National Social Security Fund, China’s national pension fund, is expected to be a major investor in Blackstone’s yuan fund – a source briefed on Blackstone’s fundraising plan in China said.

Caisse de depot et placement du Quebec, Canada’s biggest pension fund manager, said its assets under management had recovered nearly 10 percent of their value in 2009, but were still below pre-crisis levels.

ErGo Media Capital, an entertainment and media investment firm headed by former Cinetic Media co-founder Matt Littin. Based in New York, the firm is backed by ErGo Ventures, a private investment vehicle.

TEXO Ventures has been launched in Austin, Texas, to make seed and early-stage investments of up to $2 million in healthcare companies. The firm’s founders are Philip Sanger, M.D., Jerry DeVries and Randall Crowder.

Fifth Street Finance Corp. received a financing commitment from ING Capital LLC for a syndicated three year revolving credit facility for up to the amount of $150 million, with a targeted initial close of $65 million.

Human Resource

Warren Hibbert, a Partner with MVision Private Equity Advisers, a UK placement agent and advisory firm, has left “to explore new opportunities,” according to an email sent to colleagues. Hibbert did not disclose his future plans. www.mvision.com/

Salo Aizenberg has joined Hauppauge, N.Y.-based lender Westbury Partners as Managing Director. He was previously a Managing Director at Global Leverage Capital. Westbury’s current fund will be focused on mezzanine investments.

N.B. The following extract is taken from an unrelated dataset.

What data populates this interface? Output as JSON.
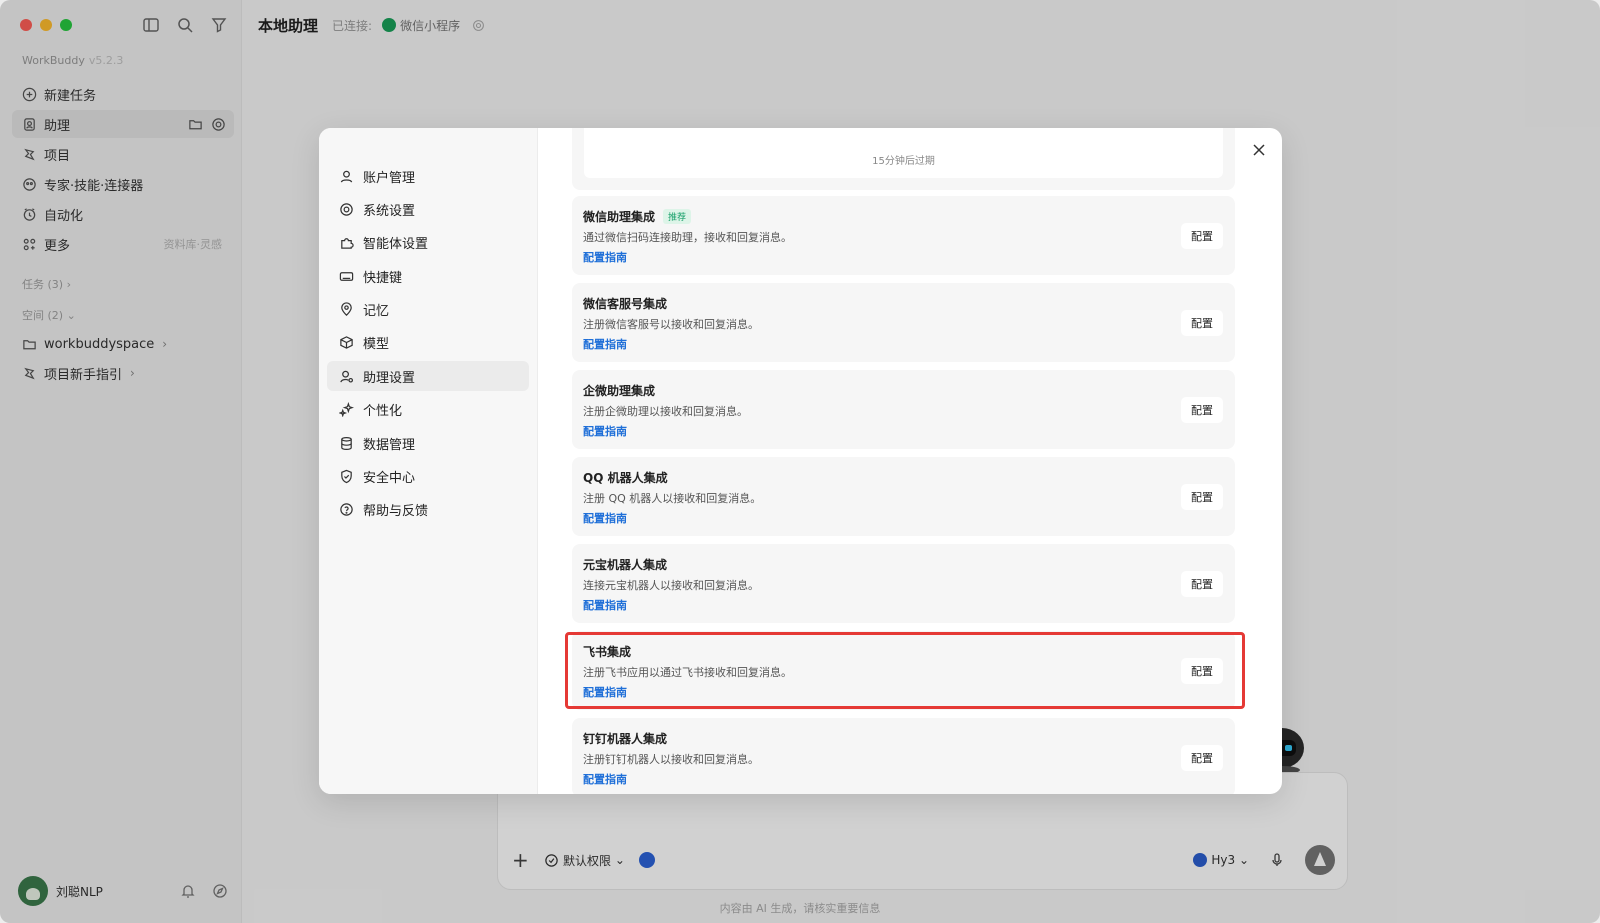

Perella Weinberg Partners announced today that Sebastien Maurin has joined the Firm as a Managing Director in its Corporate Advisory Group where he will focus on restructuring and distressed merger and acquisition transactions. He was most recently a senior member of the debt restructuring advisory business at MPC Longberry. Prior to that, Mr. Maurin was Head of the Global High Yield and Distressed Debt Proprietary Trading Group at Commerzbank AG.

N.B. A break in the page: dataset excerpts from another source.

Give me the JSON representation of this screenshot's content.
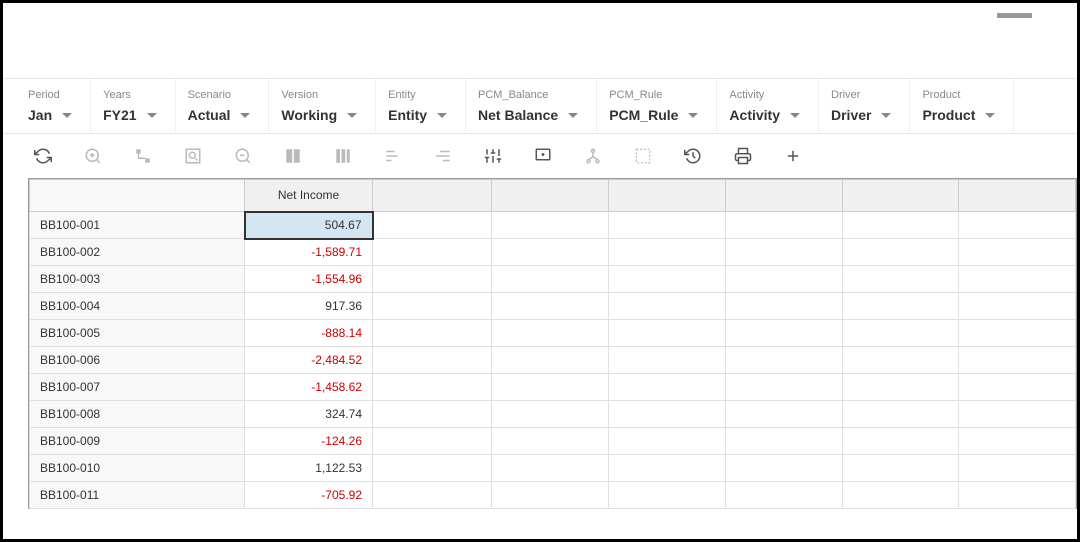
{
  "filters": [
    {
      "label": "Period",
      "value": "Jan"
    },
    {
      "label": "Years",
      "value": "FY21"
    },
    {
      "label": "Scenario",
      "value": "Actual"
    },
    {
      "label": "Version",
      "value": "Working"
    },
    {
      "label": "Entity",
      "value": "Entity"
    },
    {
      "label": "PCM_Balance",
      "value": "Net Balance"
    },
    {
      "label": "PCM_Rule",
      "value": "PCM_Rule"
    },
    {
      "label": "Activity",
      "value": "Activity"
    },
    {
      "label": "Driver",
      "value": "Driver"
    },
    {
      "label": "Product",
      "value": "Product"
    }
  ],
  "columns": [
    "",
    "Net Income",
    "",
    "",
    "",
    "",
    "",
    ""
  ],
  "rows": [
    {
      "label": "BB100-001",
      "value": "504.67",
      "negative": false,
      "selected": true
    },
    {
      "label": "BB100-002",
      "value": "-1,589.71",
      "negative": true,
      "selected": false
    },
    {
      "label": "BB100-003",
      "value": "-1,554.96",
      "negative": true,
      "selected": false
    },
    {
      "label": "BB100-004",
      "value": "917.36",
      "negative": false,
      "selected": false
    },
    {
      "label": "BB100-005",
      "value": "-888.14",
      "negative": true,
      "selected": false
    },
    {
      "label": "BB100-006",
      "value": "-2,484.52",
      "negative": true,
      "selected": false
    },
    {
      "label": "BB100-007",
      "value": "-1,458.62",
      "negative": true,
      "selected": false
    },
    {
      "label": "BB100-008",
      "value": "324.74",
      "negative": false,
      "selected": false
    },
    {
      "label": "BB100-009",
      "value": "-124.26",
      "negative": true,
      "selected": false
    },
    {
      "label": "BB100-010",
      "value": "1,122.53",
      "negative": false,
      "selected": false
    },
    {
      "label": "BB100-011",
      "value": "-705.92",
      "negative": true,
      "selected": false
    }
  ]
}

Charles Mills has joined Houlihan Lokey, an investment bank, in its Atlanta office as a managing director, heading up Southeast M&A in the U.S. Prior to Houlihan Lokey, Mr. Mills headed Macquarie Capital’s M&A practice in the Southeast U.S. region.

Persistence Capital Partners, a Canadian healthcare services investment firm, appointed Lloyd M. Segal as a Partner of the Fund. Segal was previously CEO of Thallion Pharmaceuticals, where he currently serves as Chairman.

Brown Brothers Harriman & Co., a an investment services company based in , appointed Timothy E. Hartch and Seán Páircéir as partners. Hartch is part of the firm’s Corporate Finance Department, providing merger and acquisition advisory services to BBH clients and evaluating, negotiating, and monitoring investments for private equity and mezzanine funds. Páircéir works with global investment funds.